From Wikipedia (after a mention in Language Log):
"Nuestro Himno" is a Spanish translation of "The Star-Spangled Banner", the national anthem of the United States. "Nuestro Himno" is Spanish for "Our Anthem"...
The song has sparked some debate because it is not an exact translation...
And yet this is not the first time that the National Anthem has been translated into another language by ethnic and immigrant groups in the United States. In 1861, it was translated into German (and is also on that page in Latin). It has been translated into Yiddish by Jewish immigrants and into French by Acadians of Louisiana. It has also been translated into Samoan...

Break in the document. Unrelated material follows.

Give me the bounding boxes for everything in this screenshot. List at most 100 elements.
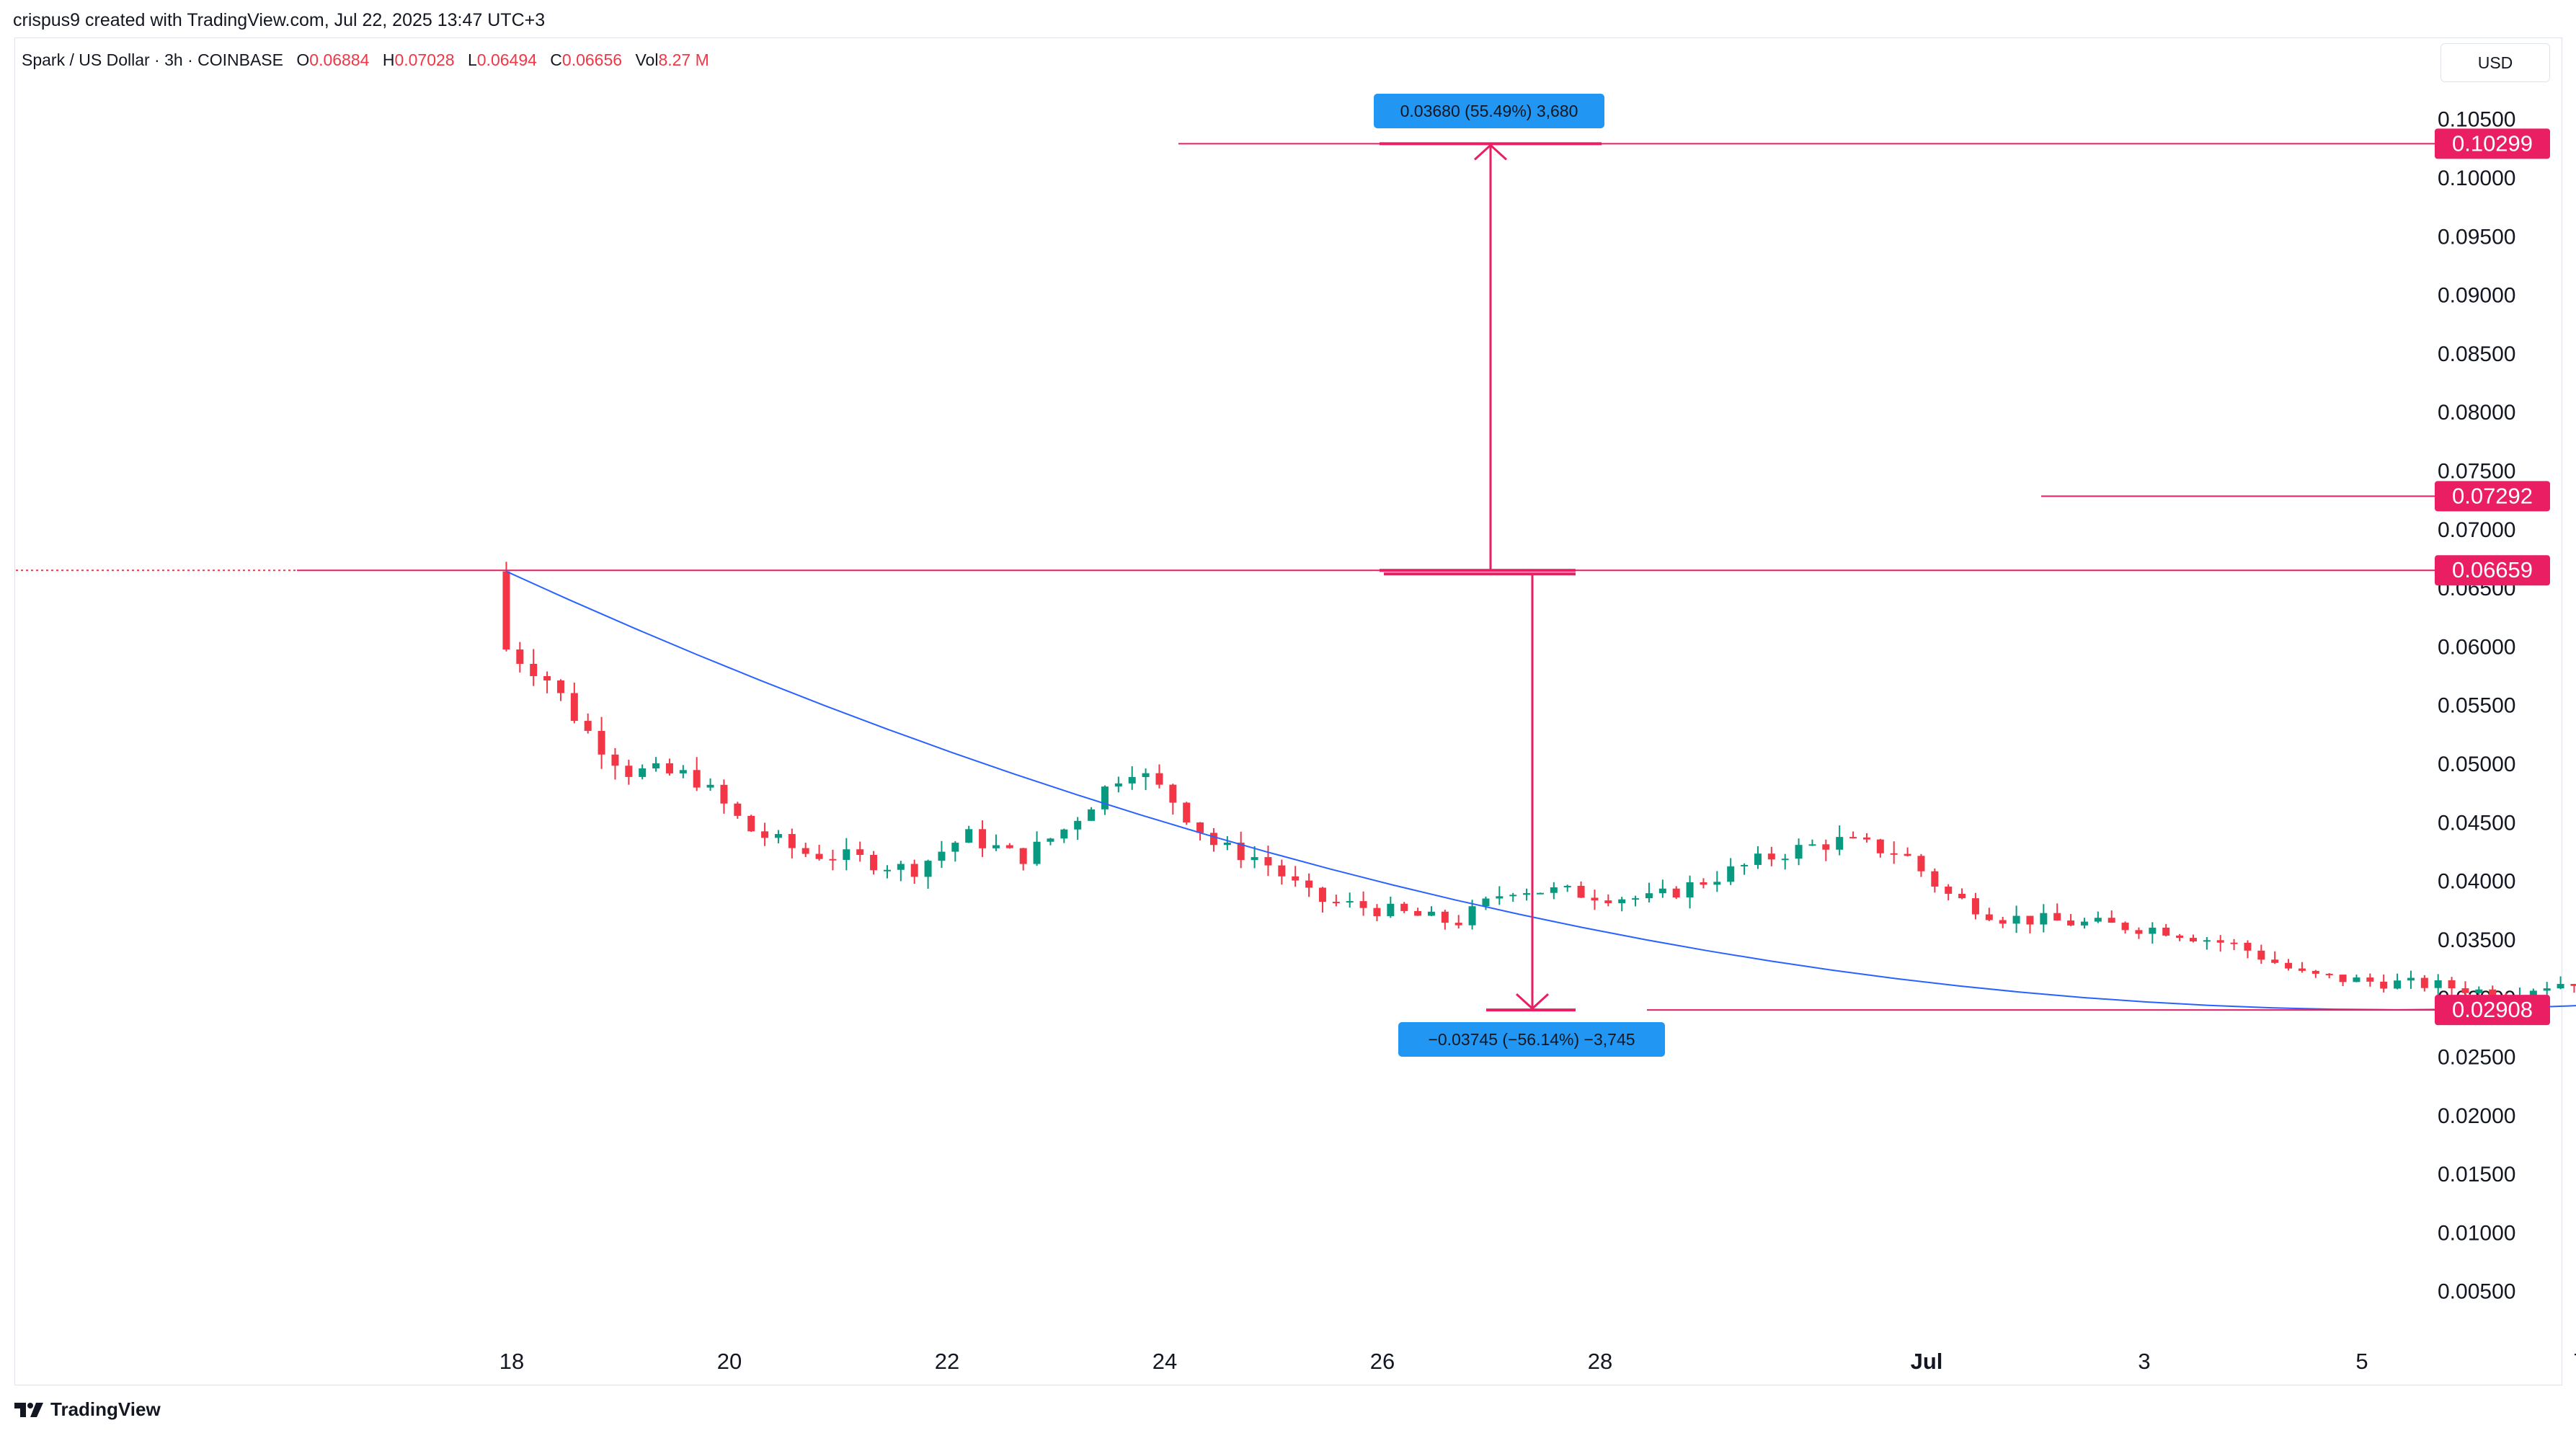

The Wikipedia entry on The Star-Spangled Banner mentions Richard Wagner, Giacomo Puccini, Leopold Godowsky, Edwin Bagley, the musical Hair, and John Adams but not Igor Stravinsky and his arrangement for orchestra.
David Sinden weighs in with a (mostly) musical analysis of the situation:
Masculine? There are some similar melodic contours, but "Nuestro Himno" is in duple time, but ANACERON is in triple. This highly edited, artificial, celebrity-heavy performance is pompously polyphonic, not hummably homophonic.
Via Clif on the American Street, the US Library of Congress hosts a score from 1919 of a Spanish translation, arranged by conductor Walter Damrosch. And the National Anthem Project ("Restoring America’s Voice ... through Music Education! "), with honorary chairman Laura Bush, hosts a mariachi version (PDF) of same.